Sens pielgrzymowania...

Piotr Kuczyński

Kiedy zbliża się ten dzień raduje się moja "rowerowa dusza", że po raz kolejny dane mi będzie podążać na rowerze do jasnogórskiego klasztoru. Ta magiczna data to oczywiście 15 sierpnia...

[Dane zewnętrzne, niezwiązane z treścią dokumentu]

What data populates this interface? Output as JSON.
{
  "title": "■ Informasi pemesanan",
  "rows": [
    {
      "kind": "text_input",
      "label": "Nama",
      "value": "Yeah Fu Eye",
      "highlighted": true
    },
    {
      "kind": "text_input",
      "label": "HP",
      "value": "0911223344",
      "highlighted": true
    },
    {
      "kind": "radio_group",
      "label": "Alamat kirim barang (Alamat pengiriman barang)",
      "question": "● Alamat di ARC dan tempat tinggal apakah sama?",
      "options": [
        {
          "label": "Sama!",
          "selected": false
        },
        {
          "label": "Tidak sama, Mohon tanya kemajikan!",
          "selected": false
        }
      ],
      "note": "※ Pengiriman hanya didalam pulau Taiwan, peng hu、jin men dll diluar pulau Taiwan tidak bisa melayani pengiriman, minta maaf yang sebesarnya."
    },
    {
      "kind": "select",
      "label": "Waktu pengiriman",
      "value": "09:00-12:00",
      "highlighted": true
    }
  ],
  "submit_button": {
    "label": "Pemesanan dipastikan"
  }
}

Tradycyjnie, już od wielu lat przygotowuję wraz z moim serdecznym towarzyszem wędrówek - Rafałem Janickim z Kalisza pielgrzymkę rowerową na Jasną Górę. Być może nie byłoby w tym nic nadzwyczajnego (w końcu tylu ludzi podąża pieszo), gdyby nie fakt, iż co roku układam inną trasę zmierzającą do Częstochowy. To w gruncie rzeczy nie jest wcale takie proste, gdyż większość najkrótszych i najdogodniejszych dróg już przemierzyliśmy. Wobec tego nasze pielgrzymki z roku na rok stają się coraz dłuższe. Ułożyłem tym razem rzeczywiście trasę dość długą, lecz choć miałem pewne obawy co do tak długiego dystansu, to jednak uważam, że była ona niezmiernie ciekawa...


Mapa

Wyjeżdżamy z Opatówka bardzo wcześnie rano lub, jak to określił Rafał, "w środku nocy". Istotnie, trochę wcześnie. Na zegarze 330 . Kierujemy się w stronę miejscowości Szałe. O tej porze zalew wygląda dość ponuro i tylko księżyc "przeglądający się" w jego wodach dodaje mu trochę uroku. Rafał pokrzepiony widokiem kilku wędkarzy coraz bardziej zaczyna przejawiać pierwsze oznaki przebudzenia...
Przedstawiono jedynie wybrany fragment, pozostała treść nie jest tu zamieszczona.